Now, I know defensive-minded observers will question whether a no-huddle strategy will expose the team's own defense to extra snaps and possessions. But I believe a young quarterback with a good understanding of situational football can control tempo and dictate the terms to the opposing defense while also draining the play clock from time to time to ensure enough rest for his defenders. In the end, it comes down to stringing together first downs and scoring touchdowns in the red zone. When I've spoken to college coaches in the past -- guys like Arizona's Rich Rodriguez and Texas A&M's Kevin Sumlin -- they've cited 30 first downs as the standard for winning football on the collegiate level. I believe 28 first downs is the magic number in pro football, based on the reduced number of offensive snaps in the NFL game. If young quarterbacks understand how important it is for the offense to surpass that metric, their defenses won't be exposed to the excessive workload that undermined the Philadelphia Eagles' D under Chip Kelly.
Who are some of the other young QBs with the tools to go no-huddle?

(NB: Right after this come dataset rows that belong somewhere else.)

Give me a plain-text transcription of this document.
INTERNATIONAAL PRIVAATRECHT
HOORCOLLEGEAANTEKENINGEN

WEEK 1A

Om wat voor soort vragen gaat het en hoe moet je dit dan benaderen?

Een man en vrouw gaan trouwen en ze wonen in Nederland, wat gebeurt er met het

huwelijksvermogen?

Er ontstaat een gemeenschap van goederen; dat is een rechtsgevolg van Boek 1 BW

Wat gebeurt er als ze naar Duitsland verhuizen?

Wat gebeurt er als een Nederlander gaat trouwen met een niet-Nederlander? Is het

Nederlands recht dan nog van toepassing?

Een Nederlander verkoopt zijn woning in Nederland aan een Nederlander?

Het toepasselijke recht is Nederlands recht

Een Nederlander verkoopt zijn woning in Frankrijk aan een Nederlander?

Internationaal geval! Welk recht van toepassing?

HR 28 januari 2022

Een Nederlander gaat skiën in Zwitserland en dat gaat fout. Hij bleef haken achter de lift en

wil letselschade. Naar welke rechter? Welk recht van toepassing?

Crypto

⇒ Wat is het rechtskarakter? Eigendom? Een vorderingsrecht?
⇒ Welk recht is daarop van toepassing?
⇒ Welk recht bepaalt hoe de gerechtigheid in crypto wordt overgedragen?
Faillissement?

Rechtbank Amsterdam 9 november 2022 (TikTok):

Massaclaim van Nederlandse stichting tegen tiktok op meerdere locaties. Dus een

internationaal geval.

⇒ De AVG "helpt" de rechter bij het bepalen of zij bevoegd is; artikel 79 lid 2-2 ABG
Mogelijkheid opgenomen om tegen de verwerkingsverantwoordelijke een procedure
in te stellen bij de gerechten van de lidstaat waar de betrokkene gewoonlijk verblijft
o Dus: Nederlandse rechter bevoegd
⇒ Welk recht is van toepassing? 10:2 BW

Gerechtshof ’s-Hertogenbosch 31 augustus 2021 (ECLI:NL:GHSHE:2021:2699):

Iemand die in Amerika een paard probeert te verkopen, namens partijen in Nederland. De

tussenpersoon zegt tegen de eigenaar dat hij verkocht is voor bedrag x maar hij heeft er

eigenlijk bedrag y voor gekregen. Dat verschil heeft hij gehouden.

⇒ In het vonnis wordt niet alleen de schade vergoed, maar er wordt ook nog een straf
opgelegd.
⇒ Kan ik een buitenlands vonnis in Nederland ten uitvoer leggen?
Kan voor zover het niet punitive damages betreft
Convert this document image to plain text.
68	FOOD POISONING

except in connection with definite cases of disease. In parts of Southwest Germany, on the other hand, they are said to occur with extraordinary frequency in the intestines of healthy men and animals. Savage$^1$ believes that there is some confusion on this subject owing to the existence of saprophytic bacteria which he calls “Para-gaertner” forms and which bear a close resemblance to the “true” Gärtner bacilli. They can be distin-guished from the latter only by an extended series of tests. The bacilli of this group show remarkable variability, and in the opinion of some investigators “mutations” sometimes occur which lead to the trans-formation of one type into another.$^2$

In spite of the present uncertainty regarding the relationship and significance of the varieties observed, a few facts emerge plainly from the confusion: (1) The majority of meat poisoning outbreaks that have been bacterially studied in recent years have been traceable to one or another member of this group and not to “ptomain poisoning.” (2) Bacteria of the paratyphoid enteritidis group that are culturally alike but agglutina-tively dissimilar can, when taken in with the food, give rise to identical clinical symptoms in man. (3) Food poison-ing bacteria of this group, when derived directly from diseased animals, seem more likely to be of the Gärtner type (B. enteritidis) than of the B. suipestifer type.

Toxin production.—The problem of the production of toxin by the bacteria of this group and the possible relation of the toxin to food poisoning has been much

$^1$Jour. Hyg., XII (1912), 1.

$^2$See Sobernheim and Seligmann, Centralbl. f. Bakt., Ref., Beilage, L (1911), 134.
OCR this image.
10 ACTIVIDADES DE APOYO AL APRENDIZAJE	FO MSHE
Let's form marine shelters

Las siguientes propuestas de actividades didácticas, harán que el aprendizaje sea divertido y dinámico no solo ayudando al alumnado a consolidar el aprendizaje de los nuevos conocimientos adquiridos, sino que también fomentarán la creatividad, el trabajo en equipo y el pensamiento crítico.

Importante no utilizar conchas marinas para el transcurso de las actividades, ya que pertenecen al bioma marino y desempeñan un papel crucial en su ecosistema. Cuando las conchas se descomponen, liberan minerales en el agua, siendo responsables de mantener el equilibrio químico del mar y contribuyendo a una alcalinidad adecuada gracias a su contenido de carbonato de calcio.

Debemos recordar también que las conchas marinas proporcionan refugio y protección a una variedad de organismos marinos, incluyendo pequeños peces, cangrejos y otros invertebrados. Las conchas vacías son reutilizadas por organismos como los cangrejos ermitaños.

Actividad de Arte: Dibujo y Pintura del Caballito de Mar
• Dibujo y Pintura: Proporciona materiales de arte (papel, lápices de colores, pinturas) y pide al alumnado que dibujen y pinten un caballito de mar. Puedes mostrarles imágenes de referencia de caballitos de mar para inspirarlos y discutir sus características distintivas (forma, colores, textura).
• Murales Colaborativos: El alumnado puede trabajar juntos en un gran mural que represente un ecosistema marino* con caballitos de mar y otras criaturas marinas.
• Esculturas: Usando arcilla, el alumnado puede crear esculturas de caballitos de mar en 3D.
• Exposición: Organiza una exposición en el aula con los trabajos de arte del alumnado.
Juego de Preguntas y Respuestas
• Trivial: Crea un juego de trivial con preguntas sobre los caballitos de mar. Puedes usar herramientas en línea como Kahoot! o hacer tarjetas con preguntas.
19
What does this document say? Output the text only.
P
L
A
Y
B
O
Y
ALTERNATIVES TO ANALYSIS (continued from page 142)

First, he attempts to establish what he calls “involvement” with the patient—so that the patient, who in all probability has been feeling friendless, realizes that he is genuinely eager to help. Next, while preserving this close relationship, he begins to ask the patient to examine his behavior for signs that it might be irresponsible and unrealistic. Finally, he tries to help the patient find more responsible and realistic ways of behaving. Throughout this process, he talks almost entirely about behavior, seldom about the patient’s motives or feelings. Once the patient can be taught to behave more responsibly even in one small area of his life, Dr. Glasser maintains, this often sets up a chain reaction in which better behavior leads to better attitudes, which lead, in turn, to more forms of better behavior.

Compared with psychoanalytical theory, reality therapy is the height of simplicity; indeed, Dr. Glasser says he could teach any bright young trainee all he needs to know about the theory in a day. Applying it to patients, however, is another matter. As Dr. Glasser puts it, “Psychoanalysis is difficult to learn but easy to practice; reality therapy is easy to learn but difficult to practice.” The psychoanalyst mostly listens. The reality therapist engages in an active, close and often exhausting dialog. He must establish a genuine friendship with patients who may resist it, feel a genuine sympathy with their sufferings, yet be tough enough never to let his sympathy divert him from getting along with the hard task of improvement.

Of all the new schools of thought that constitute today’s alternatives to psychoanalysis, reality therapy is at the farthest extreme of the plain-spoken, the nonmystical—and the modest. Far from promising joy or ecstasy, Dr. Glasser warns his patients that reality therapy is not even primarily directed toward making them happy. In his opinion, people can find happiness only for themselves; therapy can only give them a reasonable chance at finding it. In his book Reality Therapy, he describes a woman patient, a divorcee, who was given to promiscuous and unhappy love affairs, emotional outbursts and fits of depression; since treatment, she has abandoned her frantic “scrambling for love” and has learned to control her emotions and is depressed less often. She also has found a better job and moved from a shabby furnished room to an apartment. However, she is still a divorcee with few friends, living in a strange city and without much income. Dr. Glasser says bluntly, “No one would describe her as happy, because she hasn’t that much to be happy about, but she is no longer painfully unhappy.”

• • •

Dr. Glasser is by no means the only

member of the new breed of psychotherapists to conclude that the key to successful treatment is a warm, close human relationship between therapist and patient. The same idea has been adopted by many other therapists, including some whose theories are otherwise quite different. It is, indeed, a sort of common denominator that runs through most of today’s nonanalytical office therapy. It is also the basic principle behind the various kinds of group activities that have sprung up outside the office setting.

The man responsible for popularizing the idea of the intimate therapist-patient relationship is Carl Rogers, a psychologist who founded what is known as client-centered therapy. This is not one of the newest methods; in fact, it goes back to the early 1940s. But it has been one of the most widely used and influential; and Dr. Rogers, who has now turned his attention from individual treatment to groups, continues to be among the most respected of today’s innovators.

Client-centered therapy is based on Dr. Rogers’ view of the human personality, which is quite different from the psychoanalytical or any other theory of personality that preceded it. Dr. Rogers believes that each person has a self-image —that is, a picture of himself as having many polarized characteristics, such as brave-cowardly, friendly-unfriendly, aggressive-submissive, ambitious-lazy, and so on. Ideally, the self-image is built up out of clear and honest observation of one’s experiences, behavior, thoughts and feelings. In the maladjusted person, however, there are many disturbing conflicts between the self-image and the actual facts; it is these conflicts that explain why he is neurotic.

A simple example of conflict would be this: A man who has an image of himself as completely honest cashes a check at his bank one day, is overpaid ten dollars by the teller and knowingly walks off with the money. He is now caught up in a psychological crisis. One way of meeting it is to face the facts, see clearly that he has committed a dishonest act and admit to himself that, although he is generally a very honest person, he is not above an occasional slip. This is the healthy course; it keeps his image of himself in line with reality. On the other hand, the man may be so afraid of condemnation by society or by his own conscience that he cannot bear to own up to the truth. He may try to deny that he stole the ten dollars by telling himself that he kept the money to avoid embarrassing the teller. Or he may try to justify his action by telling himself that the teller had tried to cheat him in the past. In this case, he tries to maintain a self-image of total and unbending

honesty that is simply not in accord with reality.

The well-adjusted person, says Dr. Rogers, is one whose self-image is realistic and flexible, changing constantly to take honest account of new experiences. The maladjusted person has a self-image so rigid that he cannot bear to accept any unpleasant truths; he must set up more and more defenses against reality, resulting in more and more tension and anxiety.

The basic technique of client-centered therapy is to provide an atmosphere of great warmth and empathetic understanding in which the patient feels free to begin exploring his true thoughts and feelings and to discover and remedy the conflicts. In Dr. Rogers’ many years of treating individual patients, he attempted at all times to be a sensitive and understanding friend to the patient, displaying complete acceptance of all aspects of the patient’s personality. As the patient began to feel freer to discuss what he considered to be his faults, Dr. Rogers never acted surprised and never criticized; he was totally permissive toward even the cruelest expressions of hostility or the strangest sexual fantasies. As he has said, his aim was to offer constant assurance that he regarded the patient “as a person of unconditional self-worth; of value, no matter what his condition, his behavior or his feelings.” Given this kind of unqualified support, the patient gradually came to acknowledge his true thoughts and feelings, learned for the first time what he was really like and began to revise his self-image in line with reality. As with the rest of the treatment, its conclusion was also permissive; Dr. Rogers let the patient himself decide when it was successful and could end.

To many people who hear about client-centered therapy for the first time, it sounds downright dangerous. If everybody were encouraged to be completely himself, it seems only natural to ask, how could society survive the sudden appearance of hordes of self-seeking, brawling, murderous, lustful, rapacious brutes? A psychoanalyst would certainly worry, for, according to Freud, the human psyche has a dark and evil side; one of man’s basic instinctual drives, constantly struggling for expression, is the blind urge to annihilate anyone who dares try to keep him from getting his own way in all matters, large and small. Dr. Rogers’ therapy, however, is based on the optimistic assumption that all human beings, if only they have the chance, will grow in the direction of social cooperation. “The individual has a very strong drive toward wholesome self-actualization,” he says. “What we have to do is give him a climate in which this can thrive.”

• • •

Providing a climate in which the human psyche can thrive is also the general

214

Well, I think Brock Osweiler could excel in a no-huddle offense in Houston. The Texans' marquee free-agent signee efficiently directed an up-tempo offense at Arizona State under Noel Mazzone, which is why Bill O'Brien could opt to mix in some no-huddle to help his young passer find a rhythm in H-Town. By granting the fifth-year pro -- and first-time No. 1 QB -- the freedom to run the show from the line of scrimmage, O'Brien can allow Osweiler to push the pace and keep opponents from attacking him with a host of exotic blitzes and pre-snap disguises to exploit his inexperience (only seven NFL starts). In addition, the rapid pace will prevent opponents from using creative coverages to double-team or bracket DeAndre Hopkins on the perimeter.
Oh, and just in case you forgot, O'Brien was on the Patriots' offensive staff that began to torch the NFL by incorporating spread and no-huddle components. He could lean on that experience to add a little juice to a Texans offense that has some serious firepower on the perimeter (rookies Will Fuller and Braxton Miller have explosive potential).
Kirk Cousins is another quarterback with the potential to shine as the director of a no-huddle offense. He is at his best when the Redskins spread the field with DeSean Jackson, Pierre Garcon, Jamison Crowder and Jordan Reed in 2-by-2, 3-by-1 and empty formations to attack opponents with a quick-rhythm passing game featuring a barrage of short throws (passes that travel fewer than 10 air yards). Given Cousins' efficiency at short range and the seams created by spread formations, the Redskins easily could employ a no-huddle to keep opponents on their heels in critical moments.
Bottom line: In a league where everyone is searching for an advantage to help their best players thrive, I believe teams should incorporate the no-huddle offense to allow the next generation of quarterbacks to maximize their immediate potential.